Wednesday, August 10, 2005

Is it really only Wednesday?!

Stop the world, I wanna get off!

Last Friday--only six days ago!--we got the call. Our air conditioner was FINALLY in.

Yes, I know, not all that long ago I wrote that the mere act of using an air conditioner smacked of selfishness. And it does. However, this summer has smacked us in the face...forty-seven times now. That's the number of nights the outside temperature has failed to drop below 20 degrees. And we've had about enough.
We have been waiting six weeks for this portable air conditioner. The demand is so high that they had to make more of them. In fact, we've visited Wal-Mart and Canadian Tire and even stooped so low as to go into a Zellers. No air conditioners. No fans, either, in two of those places.
The Brick had what looked like a good one online, so we went in to buy it. As the signature hit the sales receipt, we were informed of the (ahem) four week wait.

Nice.

Four weeks passed, wiltfully. With two days to go and us sweating out the minutes, the call came: they weren't ready...it'd be another two weeks.

Nicer.

That brought us to last Friday. And on Saturday, we went to pick it up.

It's a behemoth...the warehouse workers are quite certain it won't fit into our Echo. Harold, not for the first time, proves them wrong...although it *is* a very tight fit.

So we get it home and put it in our library Once it's in place, setting it up is actually much easier than setting up a window one. You still need an intake and exhaust vented to the outside. These are big monster hoses along the lines of a dryer hose. They connect to a vertical slat that rests in your window, with the exhaust hose venting to the top (so the heat rises away from the intake.)
It's very powerful, and has dehumidifier and fan settings.

It also leaks.

Yes, I know, all air conditioners leak, especially if you set them too high and they freeze up. But this one is leaking from someplace it shouldn't: the back right corner, at a join.
I first noticed something wrong about two hours after we turned it on. I went up to check and see how cool it was. It was blessedly cool...a far cry from the 29 degrees that the display was reading. (When I'd first turned it on, the room temperature was 23, and it felt decidedly cooler than that.) So I looked at the thing a little more closely and noticed a big wet spot underneath it.


Oh, joy.

There are two tanks, an internal water tank that functions to keep the coils cool and the external tank at the back that you pull out and empty. Both tanks were bone dry--which I figure may explain the "thermomistat" malfunction. But I have no idea why it's leaking, except Murphy's Law and the knowledge that everything you buy involving water in any way at all leaks. (I've yet to hear about anyone installing a dishwasher without creating at least one lake in their kitchen in the process.)

I was actually surprised they didn't make me bring the damn thing back. They're delivering a replacement this Friday.

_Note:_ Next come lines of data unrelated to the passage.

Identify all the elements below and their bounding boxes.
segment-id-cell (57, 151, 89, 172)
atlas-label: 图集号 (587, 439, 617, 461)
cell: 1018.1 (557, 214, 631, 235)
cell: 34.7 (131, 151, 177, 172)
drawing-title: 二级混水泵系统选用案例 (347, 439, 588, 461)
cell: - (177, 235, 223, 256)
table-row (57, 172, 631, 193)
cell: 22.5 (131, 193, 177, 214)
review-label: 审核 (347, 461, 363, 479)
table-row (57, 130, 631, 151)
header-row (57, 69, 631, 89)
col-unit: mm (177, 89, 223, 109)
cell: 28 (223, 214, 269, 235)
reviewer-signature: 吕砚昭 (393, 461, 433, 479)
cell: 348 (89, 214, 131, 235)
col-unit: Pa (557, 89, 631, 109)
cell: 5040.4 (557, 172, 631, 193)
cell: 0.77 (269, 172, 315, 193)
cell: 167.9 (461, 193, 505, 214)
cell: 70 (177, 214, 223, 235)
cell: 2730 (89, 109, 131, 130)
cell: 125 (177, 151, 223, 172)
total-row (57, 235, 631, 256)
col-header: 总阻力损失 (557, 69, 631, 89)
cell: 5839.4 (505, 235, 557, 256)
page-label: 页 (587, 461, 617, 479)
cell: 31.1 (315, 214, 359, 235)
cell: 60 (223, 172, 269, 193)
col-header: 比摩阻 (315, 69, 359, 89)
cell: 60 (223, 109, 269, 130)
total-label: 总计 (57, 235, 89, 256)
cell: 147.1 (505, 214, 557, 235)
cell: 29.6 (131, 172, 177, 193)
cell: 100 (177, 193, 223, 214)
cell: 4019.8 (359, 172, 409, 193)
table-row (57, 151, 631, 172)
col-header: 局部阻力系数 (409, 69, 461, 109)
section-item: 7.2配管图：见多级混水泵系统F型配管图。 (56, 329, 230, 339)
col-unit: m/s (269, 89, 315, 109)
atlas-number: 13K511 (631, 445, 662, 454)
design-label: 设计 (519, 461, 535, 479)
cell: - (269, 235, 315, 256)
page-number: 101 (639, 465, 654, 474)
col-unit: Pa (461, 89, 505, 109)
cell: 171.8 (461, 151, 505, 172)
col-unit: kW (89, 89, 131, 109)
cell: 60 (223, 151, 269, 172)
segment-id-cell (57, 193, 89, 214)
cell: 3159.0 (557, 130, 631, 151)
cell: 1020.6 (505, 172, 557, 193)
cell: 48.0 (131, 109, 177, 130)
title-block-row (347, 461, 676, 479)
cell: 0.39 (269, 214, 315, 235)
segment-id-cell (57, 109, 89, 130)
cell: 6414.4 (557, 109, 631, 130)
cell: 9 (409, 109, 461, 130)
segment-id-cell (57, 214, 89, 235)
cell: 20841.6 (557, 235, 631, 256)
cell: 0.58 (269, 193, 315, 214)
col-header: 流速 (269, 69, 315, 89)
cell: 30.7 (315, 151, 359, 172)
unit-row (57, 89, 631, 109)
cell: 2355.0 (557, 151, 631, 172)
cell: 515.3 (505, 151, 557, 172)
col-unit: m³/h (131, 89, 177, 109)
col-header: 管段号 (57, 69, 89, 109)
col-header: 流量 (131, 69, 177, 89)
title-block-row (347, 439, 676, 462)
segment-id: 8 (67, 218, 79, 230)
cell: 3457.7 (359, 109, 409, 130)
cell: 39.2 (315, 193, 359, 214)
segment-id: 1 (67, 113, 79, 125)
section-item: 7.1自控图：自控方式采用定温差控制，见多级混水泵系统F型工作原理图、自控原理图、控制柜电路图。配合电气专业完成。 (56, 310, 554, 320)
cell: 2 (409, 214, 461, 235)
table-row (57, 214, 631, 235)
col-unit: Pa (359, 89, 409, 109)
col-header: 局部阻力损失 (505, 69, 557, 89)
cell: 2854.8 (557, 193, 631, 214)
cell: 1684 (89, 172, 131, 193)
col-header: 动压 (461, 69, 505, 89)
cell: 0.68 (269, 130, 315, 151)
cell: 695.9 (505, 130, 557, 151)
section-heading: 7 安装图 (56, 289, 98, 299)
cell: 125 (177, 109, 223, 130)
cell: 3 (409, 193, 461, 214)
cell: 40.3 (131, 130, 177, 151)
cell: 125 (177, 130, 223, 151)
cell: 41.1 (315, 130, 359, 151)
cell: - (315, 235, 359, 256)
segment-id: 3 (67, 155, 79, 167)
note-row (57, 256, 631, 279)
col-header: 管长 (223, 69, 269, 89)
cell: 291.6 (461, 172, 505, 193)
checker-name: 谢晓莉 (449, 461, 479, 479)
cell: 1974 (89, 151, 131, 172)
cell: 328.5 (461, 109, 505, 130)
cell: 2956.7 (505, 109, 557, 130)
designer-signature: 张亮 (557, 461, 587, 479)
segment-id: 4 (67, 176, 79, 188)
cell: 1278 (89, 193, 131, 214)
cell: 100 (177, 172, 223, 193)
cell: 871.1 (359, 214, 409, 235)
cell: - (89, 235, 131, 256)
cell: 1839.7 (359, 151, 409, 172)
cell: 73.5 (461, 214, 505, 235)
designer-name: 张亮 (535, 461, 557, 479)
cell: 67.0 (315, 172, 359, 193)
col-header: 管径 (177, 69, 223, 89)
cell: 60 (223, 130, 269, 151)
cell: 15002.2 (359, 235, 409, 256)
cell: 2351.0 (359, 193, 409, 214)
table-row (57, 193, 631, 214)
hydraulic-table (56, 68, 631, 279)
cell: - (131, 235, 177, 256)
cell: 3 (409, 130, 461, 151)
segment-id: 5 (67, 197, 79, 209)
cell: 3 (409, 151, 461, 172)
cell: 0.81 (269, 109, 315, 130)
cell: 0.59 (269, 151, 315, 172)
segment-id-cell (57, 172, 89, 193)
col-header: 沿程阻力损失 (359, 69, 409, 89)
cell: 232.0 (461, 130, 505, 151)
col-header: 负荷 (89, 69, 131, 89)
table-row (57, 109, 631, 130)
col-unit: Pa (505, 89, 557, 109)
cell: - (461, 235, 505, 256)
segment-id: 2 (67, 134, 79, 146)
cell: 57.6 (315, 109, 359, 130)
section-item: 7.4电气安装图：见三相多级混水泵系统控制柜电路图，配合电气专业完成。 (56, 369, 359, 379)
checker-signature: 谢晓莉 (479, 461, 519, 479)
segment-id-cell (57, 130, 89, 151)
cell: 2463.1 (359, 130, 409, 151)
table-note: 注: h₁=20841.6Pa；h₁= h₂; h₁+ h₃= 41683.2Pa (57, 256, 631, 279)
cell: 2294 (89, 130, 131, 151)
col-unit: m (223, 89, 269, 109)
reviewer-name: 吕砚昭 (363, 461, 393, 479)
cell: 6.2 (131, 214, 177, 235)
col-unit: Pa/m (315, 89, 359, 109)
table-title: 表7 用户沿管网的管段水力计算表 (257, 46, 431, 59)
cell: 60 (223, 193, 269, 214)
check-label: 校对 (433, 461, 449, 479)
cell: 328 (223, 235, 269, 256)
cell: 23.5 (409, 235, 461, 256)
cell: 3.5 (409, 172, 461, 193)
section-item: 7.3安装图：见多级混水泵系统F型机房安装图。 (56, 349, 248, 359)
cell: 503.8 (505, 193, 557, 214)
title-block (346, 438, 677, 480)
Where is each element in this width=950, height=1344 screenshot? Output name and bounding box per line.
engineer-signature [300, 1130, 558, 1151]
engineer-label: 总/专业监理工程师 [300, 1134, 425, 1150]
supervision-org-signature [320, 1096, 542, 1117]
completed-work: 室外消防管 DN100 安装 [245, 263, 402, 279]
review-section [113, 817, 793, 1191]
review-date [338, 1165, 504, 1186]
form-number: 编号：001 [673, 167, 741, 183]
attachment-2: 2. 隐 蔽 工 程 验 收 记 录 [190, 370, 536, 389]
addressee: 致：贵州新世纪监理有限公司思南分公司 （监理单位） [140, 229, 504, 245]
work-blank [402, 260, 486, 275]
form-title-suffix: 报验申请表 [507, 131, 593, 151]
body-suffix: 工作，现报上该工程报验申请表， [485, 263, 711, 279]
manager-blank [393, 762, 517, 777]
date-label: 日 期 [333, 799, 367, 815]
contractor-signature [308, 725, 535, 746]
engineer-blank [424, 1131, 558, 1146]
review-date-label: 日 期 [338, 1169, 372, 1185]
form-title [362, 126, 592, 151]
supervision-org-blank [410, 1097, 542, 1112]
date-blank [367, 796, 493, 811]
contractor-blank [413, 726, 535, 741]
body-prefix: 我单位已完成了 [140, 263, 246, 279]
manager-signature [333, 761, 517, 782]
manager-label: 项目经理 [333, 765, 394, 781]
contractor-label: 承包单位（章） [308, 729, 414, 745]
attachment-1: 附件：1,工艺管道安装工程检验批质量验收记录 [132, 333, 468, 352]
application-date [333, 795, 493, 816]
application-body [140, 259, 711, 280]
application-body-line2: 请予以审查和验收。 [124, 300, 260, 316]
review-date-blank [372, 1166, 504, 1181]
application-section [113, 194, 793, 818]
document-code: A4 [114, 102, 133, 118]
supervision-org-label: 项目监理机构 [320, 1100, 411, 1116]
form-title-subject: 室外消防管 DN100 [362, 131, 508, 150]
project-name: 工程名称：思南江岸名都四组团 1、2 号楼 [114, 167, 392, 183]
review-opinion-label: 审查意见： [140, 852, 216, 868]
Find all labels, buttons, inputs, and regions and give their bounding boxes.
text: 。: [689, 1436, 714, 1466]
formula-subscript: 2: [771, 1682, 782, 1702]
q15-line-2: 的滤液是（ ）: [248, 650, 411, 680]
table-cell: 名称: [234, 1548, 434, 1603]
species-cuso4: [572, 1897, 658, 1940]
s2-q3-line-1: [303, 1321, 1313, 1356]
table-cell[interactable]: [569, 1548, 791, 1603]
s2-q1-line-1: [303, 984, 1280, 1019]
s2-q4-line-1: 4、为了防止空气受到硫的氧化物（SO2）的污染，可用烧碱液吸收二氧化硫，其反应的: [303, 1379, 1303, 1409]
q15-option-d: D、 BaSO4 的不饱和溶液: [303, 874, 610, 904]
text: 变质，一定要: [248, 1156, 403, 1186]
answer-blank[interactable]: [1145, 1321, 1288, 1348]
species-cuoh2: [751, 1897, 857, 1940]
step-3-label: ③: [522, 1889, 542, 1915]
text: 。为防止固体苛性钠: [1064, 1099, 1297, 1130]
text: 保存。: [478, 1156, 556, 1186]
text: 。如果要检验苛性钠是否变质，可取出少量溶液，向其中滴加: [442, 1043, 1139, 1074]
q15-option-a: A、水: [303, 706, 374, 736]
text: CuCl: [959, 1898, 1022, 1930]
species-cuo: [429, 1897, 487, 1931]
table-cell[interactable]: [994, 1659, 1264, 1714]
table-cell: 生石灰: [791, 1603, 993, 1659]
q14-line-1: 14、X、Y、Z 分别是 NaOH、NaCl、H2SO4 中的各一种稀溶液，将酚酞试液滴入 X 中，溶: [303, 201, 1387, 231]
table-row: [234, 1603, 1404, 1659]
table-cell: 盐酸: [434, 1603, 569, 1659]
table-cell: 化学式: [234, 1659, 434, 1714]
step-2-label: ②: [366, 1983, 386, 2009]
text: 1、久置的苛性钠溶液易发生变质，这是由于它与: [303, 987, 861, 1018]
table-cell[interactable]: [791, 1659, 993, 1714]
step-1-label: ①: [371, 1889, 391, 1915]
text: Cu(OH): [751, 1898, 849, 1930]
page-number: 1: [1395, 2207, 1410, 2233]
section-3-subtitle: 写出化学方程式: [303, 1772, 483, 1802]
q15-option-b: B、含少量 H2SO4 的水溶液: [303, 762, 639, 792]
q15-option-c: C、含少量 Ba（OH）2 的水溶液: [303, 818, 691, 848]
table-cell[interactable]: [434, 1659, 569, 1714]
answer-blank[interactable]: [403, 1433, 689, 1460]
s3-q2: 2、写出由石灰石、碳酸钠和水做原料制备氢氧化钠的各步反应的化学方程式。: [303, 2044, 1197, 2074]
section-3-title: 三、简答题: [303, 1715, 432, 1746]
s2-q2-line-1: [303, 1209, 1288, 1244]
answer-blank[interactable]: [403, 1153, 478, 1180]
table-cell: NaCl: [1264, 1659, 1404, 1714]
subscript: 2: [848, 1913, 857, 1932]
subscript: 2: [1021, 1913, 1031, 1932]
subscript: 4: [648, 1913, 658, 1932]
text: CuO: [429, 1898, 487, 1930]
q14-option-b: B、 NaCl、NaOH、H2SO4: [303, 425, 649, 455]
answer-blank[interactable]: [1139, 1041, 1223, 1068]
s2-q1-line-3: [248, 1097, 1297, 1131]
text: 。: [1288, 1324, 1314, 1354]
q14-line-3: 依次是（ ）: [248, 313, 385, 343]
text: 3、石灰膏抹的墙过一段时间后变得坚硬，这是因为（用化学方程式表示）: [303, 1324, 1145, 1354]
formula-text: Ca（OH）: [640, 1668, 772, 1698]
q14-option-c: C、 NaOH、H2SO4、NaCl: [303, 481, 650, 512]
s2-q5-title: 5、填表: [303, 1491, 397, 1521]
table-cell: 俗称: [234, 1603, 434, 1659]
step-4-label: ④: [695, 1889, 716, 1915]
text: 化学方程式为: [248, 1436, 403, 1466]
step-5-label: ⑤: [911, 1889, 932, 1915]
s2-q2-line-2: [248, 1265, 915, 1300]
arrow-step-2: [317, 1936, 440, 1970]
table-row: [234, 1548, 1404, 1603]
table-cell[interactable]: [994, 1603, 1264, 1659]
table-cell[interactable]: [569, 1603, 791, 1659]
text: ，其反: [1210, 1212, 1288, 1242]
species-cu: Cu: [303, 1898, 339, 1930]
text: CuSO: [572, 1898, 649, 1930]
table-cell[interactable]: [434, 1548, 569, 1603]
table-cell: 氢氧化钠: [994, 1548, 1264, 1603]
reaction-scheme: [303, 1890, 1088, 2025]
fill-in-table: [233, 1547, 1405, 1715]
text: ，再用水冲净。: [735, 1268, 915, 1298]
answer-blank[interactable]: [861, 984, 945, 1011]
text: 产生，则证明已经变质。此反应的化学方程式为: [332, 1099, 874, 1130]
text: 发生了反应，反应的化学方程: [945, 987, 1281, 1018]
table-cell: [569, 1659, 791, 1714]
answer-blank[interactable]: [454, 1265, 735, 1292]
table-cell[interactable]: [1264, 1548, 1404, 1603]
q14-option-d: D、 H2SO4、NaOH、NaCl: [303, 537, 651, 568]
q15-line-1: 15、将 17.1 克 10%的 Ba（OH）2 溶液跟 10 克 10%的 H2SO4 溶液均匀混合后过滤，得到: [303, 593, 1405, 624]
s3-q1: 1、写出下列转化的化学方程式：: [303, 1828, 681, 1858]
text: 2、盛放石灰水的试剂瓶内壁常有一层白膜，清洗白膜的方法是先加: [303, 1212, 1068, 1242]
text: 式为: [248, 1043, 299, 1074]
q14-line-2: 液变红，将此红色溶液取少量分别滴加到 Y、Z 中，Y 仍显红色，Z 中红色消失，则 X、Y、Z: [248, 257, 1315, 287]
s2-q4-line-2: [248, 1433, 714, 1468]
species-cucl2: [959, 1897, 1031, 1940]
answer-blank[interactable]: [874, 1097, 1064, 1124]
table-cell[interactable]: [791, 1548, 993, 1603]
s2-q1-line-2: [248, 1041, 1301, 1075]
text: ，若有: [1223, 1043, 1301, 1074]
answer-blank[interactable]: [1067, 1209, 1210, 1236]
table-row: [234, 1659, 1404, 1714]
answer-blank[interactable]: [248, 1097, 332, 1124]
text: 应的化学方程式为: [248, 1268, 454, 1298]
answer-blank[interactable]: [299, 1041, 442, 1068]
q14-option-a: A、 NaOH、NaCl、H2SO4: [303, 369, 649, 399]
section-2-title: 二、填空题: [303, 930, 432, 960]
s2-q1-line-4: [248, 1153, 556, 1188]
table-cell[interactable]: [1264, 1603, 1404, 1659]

I would have told you all this Monday night, dear blog, but my computer died.
It's all of four months old: the last thing I expected it to do was freeze solid...and upon a hard reboot, inform me my hard drive was missing. But it did just that, and with a smirk on its face, too. Tech support told me my hard drive was defective (d'ya think?) and I should bring it back for a replacement.
So off to MDG it went. Of course, after a day's testing, they called me to let me know that nothing was wrong. Everything checked out fine. They had no problem booting it up. I explained to them--again--what had happened to me...we hemmed and hawed, and they allowed as how a connection might have been dodgy.

Fixed now.

We hope.

In between all that, a very successful yard sale (which in itself entailed a lot of work). Eva got a fairly large dragon tattoo on her right shoulder: a grey dragon with blue eyes, gaurding a clutch of four eggs. One egg contains a lightning bolt, to symbolize me (my love of weather); the second contains a paw print, which denotes Eva's love of animals; the third has a drop of water because Eva would live in the water if she could. The fourth egg is empty, symbolizing the child we almost had.
She had it done at Tora Tattoo (www.toratattoo.com) --and they did a magnificent job.

That's just our week. Several friends of ours have had weeks much, much worse.

And I have to work this Saturday because we're running the biggest ad in the history of the chain. Details on that later--they won't be pretty.